Song of Destiny
Presented by: New Zealand Symphony Orchestra
Conducted by: James Judd
Michael Fowler Centre, 25th Nov 2021
Reviewed by: Dawn Brook
This was a weird but wonderful concert. There was a sparse audience, with even married couples sitting two seats apart! Though applause was therefore thin, conductor James Judd encouraged the audience to clap whenever they felt like it, so they did – between movements – in plenty. Why not, after all? No programmes either; instead Judd introduced each work. No interval. The whole thing felt oddly intimate and spontaneous. Congratulations to the NZSO for repeating the concert four times over three days to enable patrons to hear live music again.

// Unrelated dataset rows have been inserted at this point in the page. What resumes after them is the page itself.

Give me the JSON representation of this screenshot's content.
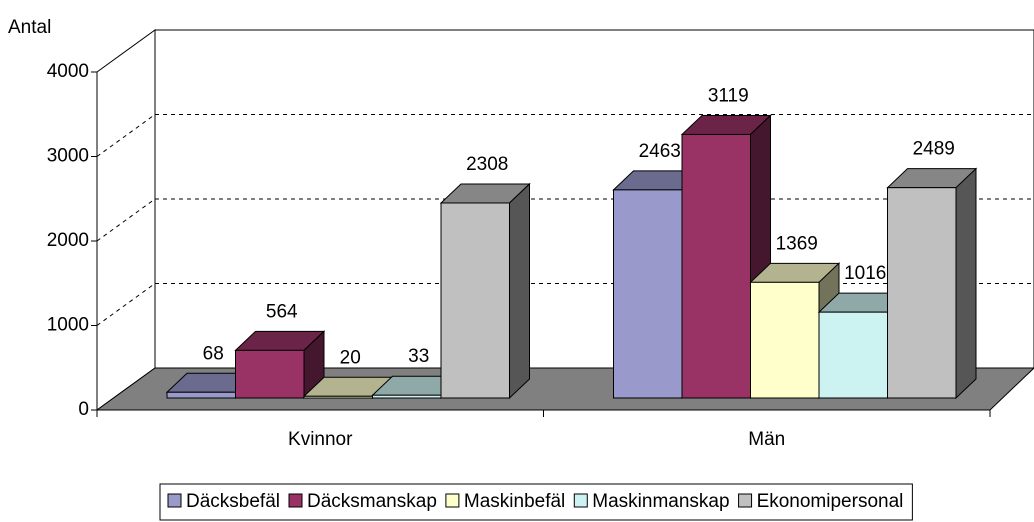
{
  "chart_data": {
    "type": "bar3d",
    "y_label": "Antal",
    "categories": [
      "Kvinnor",
      "Män"
    ],
    "series": [
      {
        "name": "Däcksbefäl",
        "color": "#9999cc",
        "values": [
          68,
          2463
        ]
      },
      {
        "name": "Däcksmanskap",
        "color": "#993366",
        "values": [
          564,
          3119
        ]
      },
      {
        "name": "Maskinbefäl",
        "color": "#ffffcc",
        "values": [
          20,
          1369
        ]
      },
      {
        "name": "Maskinmanskap",
        "color": "#ccf2f2",
        "values": [
          33,
          1016
        ]
      },
      {
        "name": "Ekonomipersonal",
        "color": "#c0c0c0",
        "values": [
          2308,
          2489
        ]
      }
    ],
    "ylim": [
      0,
      4000
    ],
    "yticks": [
      0,
      1000,
      2000,
      3000,
      4000
    ],
    "grid": true,
    "legend": "bottom"
  }
}
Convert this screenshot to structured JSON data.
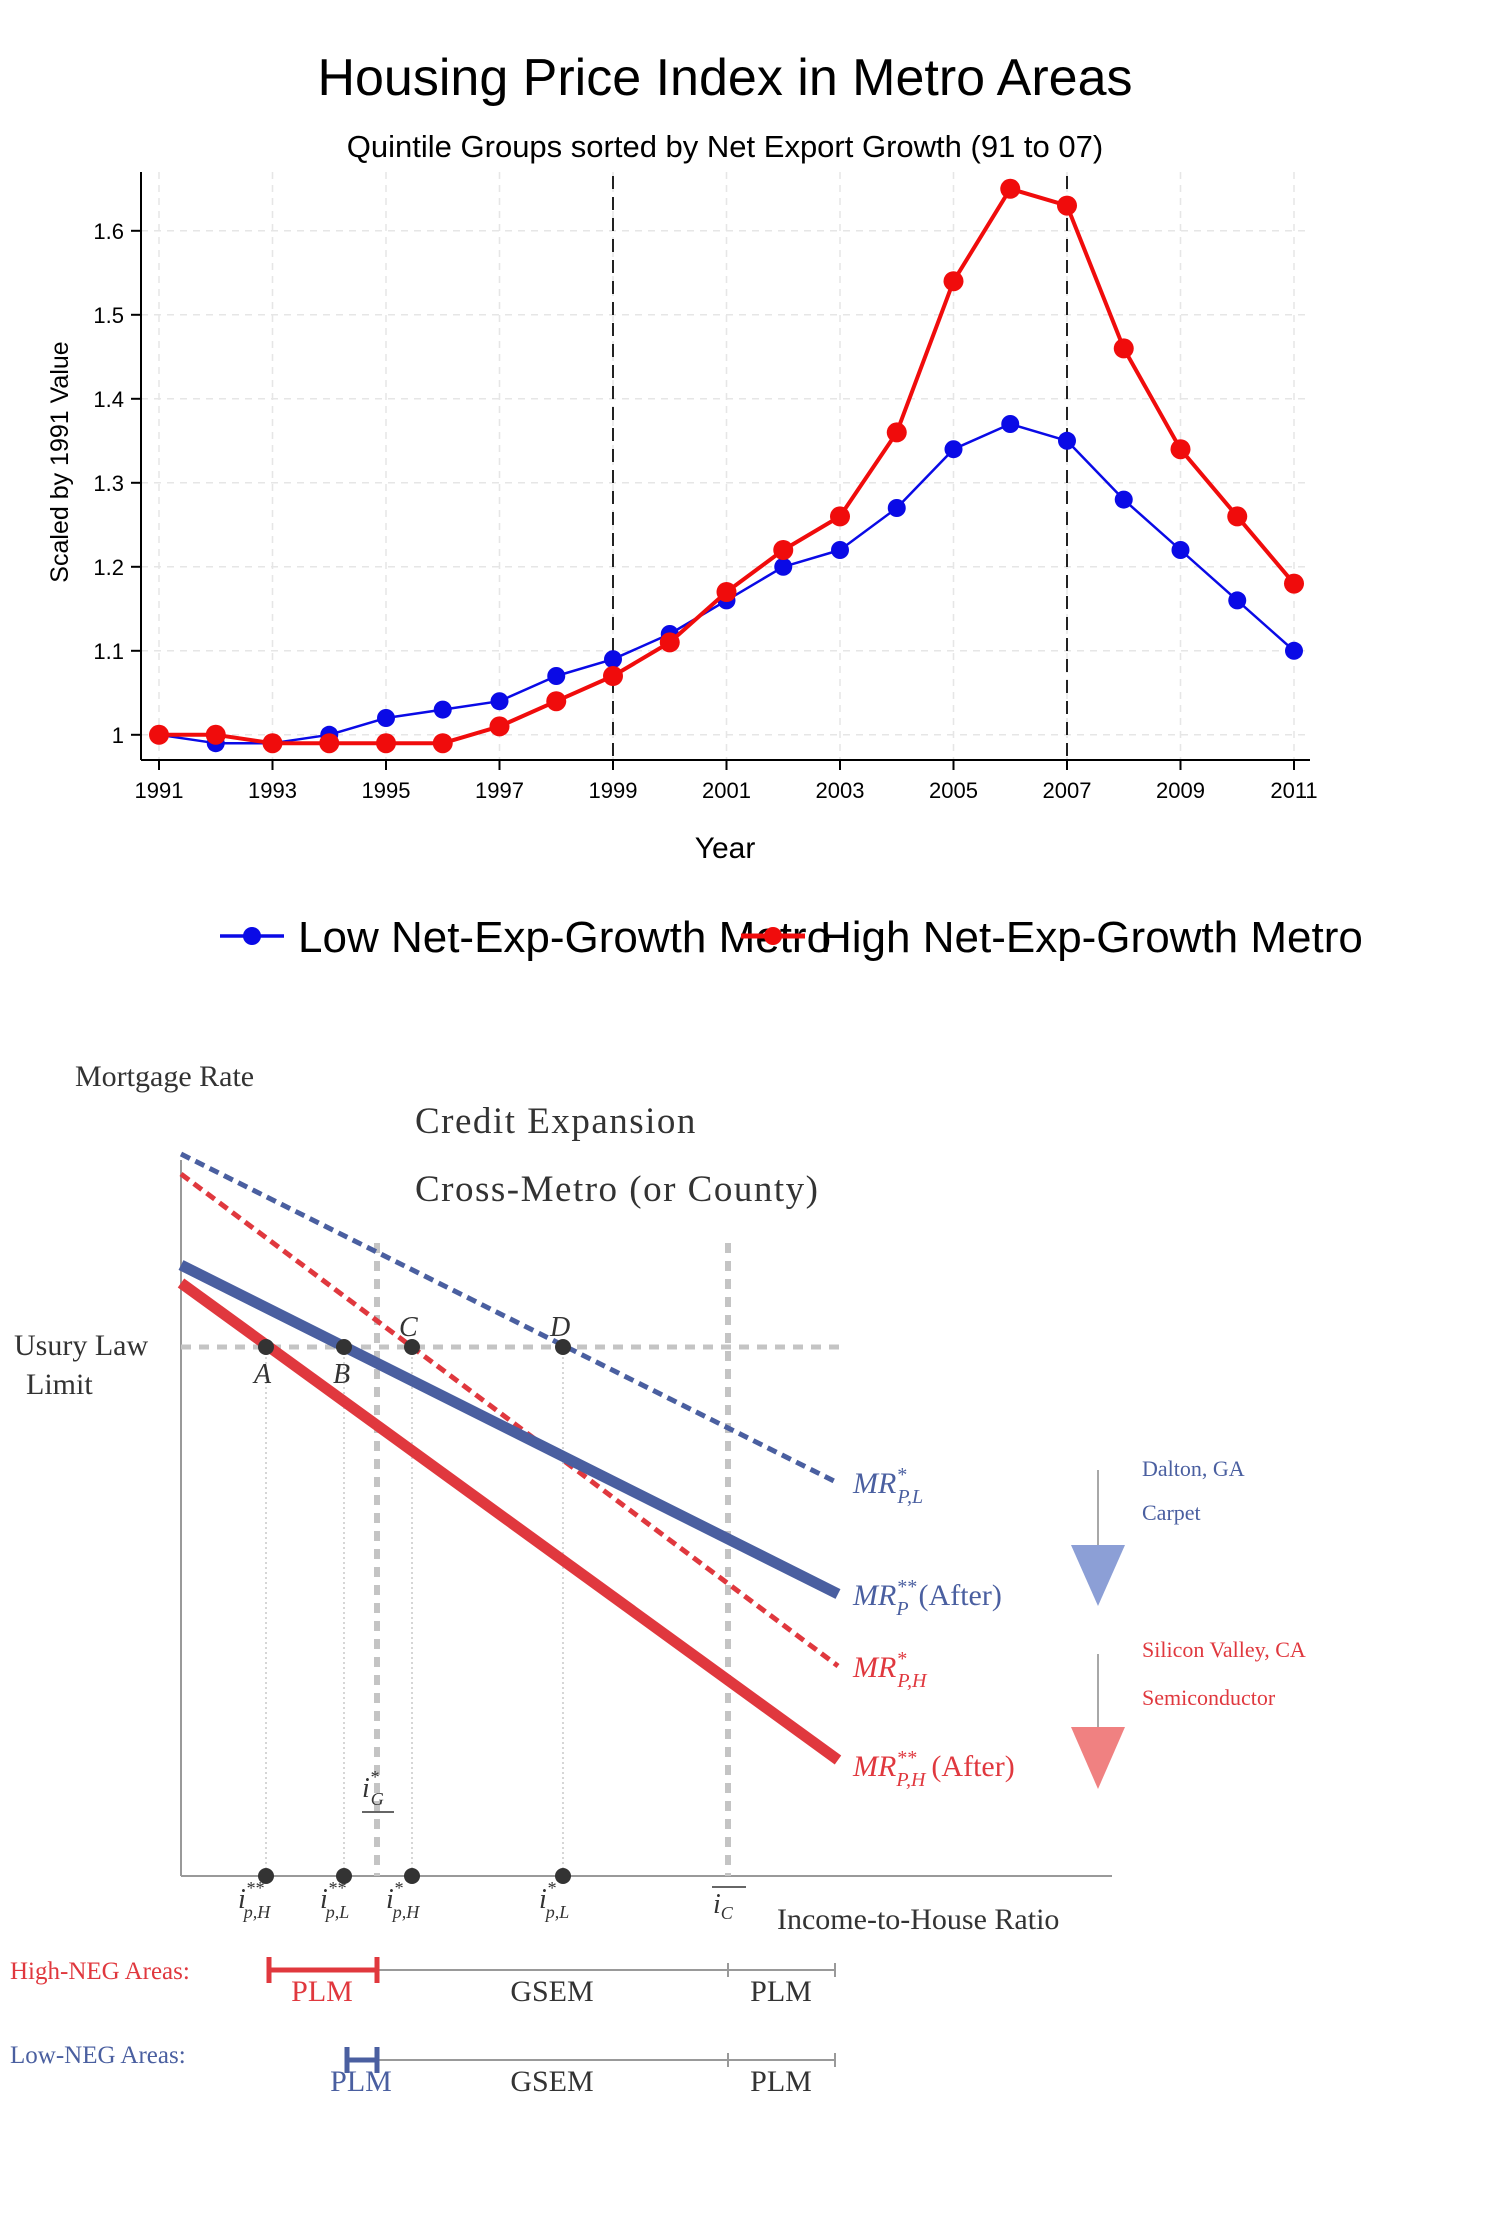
{
  "chart_data": [
    {
      "type": "line",
      "title": "Housing Price Index in Metro Areas",
      "subtitle": "Quintile Groups sorted by Net Export Growth (91 to 07)",
      "xlabel": "Year",
      "ylabel": "Scaled by 1991 Value",
      "xlim": [
        1991,
        2011
      ],
      "ylim": [
        0.97,
        1.67
      ],
      "x_ticks": [
        1991,
        1993,
        1995,
        1997,
        1999,
        2001,
        2003,
        2005,
        2007,
        2009,
        2011
      ],
      "y_ticks": [
        1,
        1.1,
        1.2,
        1.3,
        1.4,
        1.5,
        1.6
      ],
      "y_tick_labels": [
        "1",
        "1.1",
        "1.2",
        "1.3",
        "1.4",
        "1.5",
        "1.6"
      ],
      "vlines": [
        1999,
        2007
      ],
      "grid": true,
      "legend_position": "bottom",
      "series": [
        {
          "name": "Low Net-Exp-Growth Metro",
          "color": "#0a0ae6",
          "x": [
            1991,
            1992,
            1993,
            1994,
            1995,
            1996,
            1997,
            1998,
            1999,
            2000,
            2001,
            2002,
            2003,
            2004,
            2005,
            2006,
            2007,
            2008,
            2009,
            2010,
            2011
          ],
          "y": [
            1.0,
            0.99,
            0.99,
            1.0,
            1.02,
            1.03,
            1.04,
            1.07,
            1.09,
            1.12,
            1.16,
            1.2,
            1.22,
            1.27,
            1.34,
            1.37,
            1.35,
            1.28,
            1.22,
            1.16,
            1.1
          ]
        },
        {
          "name": "High Net-Exp-Growth Metro",
          "color": "#f00c0c",
          "x": [
            1991,
            1992,
            1993,
            1994,
            1995,
            1996,
            1997,
            1998,
            1999,
            2000,
            2001,
            2002,
            2003,
            2004,
            2005,
            2006,
            2007,
            2008,
            2009,
            2010,
            2011
          ],
          "y": [
            1.0,
            1.0,
            0.99,
            0.99,
            0.99,
            0.99,
            1.01,
            1.04,
            1.07,
            1.11,
            1.17,
            1.22,
            1.26,
            1.36,
            1.54,
            1.65,
            1.63,
            1.46,
            1.34,
            1.26,
            1.18
          ]
        }
      ]
    },
    {
      "type": "diagram",
      "title": "Credit Expansion",
      "subtitle": "Cross-Metro (or County)",
      "ylabel": "Mortgage Rate",
      "xlabel": "Income-to-House Ratio",
      "usury_label_1": "Usury Law",
      "usury_label_2": "Limit",
      "points": [
        {
          "label": "A"
        },
        {
          "label": "B"
        },
        {
          "label": "C"
        },
        {
          "label": "D"
        }
      ],
      "curve_labels": {
        "pl_star": {
          "base": "MR",
          "sup": "*",
          "sub": "P,L",
          "suffix": ""
        },
        "p_after": {
          "base": "MR",
          "sup": "**",
          "sub": "P",
          "suffix": "(After)"
        },
        "ph_star": {
          "base": "MR",
          "sup": "*",
          "sub": "P,H",
          "suffix": ""
        },
        "ph_after": {
          "base": "MR",
          "sup": "**",
          "sub": "P,H",
          "suffix": "(After)"
        }
      },
      "axis_labels": {
        "i_ph_2": {
          "base": "i",
          "sup": "**",
          "sub": "p,H"
        },
        "i_pl_2": {
          "base": "i",
          "sup": "**",
          "sub": "p,L"
        },
        "i_ph_1": {
          "base": "i",
          "sup": "*",
          "sub": "p,H"
        },
        "i_pl_1": {
          "base": "i",
          "sup": "*",
          "sub": "p,L"
        },
        "i_c": {
          "base": "i",
          "sub": "C"
        },
        "i_g": {
          "base": "i",
          "sup": "*",
          "sub": "G"
        }
      },
      "annotations": {
        "low_city": "Dalton, GA",
        "low_industry": "Carpet",
        "high_city": "Silicon Valley, CA",
        "high_industry": "Semiconductor"
      },
      "regimes": {
        "high_label": "High-NEG Areas:",
        "low_label": "Low-NEG Areas:",
        "plm": "PLM",
        "gsem": "GSEM"
      },
      "colors": {
        "blue": "#4a5fa0",
        "red": "#e0383e",
        "guide": "#c4c4c4"
      }
    }
  ]
}
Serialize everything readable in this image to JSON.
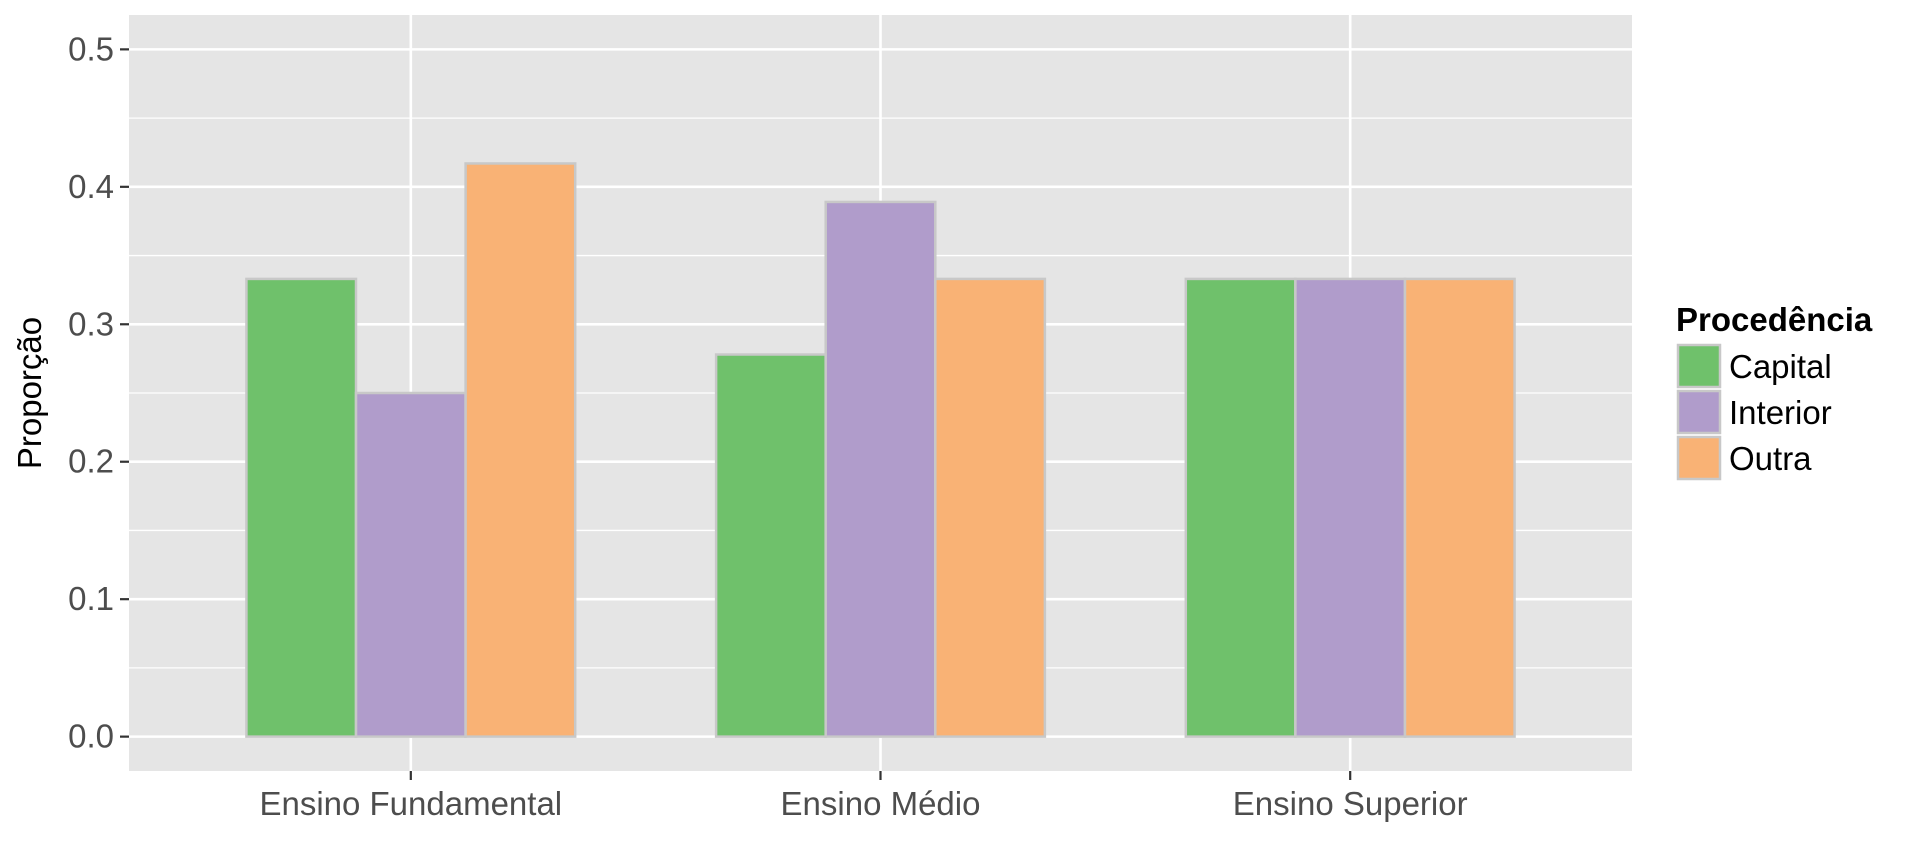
{
  "chart_data": {
    "type": "bar",
    "title": "",
    "xlabel": "",
    "ylabel": "Proporção",
    "categories": [
      "Ensino Fundamental",
      "Ensino Médio",
      "Ensino Superior"
    ],
    "series": [
      {
        "name": "Capital",
        "color": "#6fc16b",
        "values": [
          0.333,
          0.278,
          0.333
        ]
      },
      {
        "name": "Interior",
        "color": "#b09ccb",
        "values": [
          0.25,
          0.389,
          0.333
        ]
      },
      {
        "name": "Outra",
        "color": "#f9b275",
        "values": [
          0.417,
          0.333,
          0.333
        ]
      }
    ],
    "ylim": [
      -0.025,
      0.525
    ],
    "yticks": [
      0.0,
      0.1,
      0.2,
      0.3,
      0.4,
      0.5
    ],
    "ytick_labels": [
      "0.0",
      "0.1",
      "0.2",
      "0.3",
      "0.4",
      "0.5"
    ],
    "grid": true,
    "legend": {
      "title": "Procedência",
      "position": "right"
    },
    "colors": {
      "panel": "#e5e5e5",
      "gridline": "#ffffff",
      "bar_outline": "#c8c8c8",
      "tick_text": "#4d4d4d"
    }
  }
}
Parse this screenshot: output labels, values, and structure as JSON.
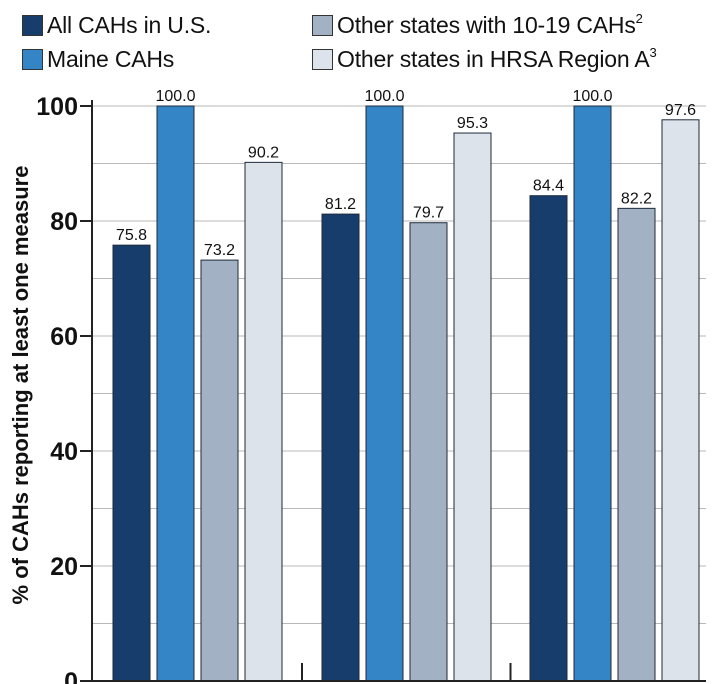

Brahms’ Schicksalslied (Song of Destiny), a choral setting of a poem by Hölderlin, is not often performed though it is a beautiful, intense, and dramatic piece. The poem’s verses contrast the blissful lives of celestial beings with the turmoil of human life. On this occasion, Voices New Zealand created both the ethereal sounds Brahms evoked for the first verse and the dramatic ferocity of the second with subtle, beautiful, and strong but unstrained singing. Brahms’ decision to have the third movement recreate the first movement for orchestra only restored a sense of tranquillity. This was a fitting choice by the NZSO and a hopeful one for troubled times.
The orchestra’s performance of Schicksalslied was full-hearted and secure. No doubt the dramatic, dynamic, and sparkling overture to Verdi’s opera Nabucco which preceded it warmed them up nicely. Dvořák’s Symphony No. 8 completed the concert. The symphony includes music that is all of sweet, subdued, lilting, joyful, merry, lush, agitated, and strong. It was never tragic. If I could have chosen to be any instrumentalist for this work, I’d have been the flautist whose part, time after time, injected light, drama, and sparkle. But the trombones, trumpets and horns, the oboe, and lower strings all had their special moments. A very uplifting performance all round.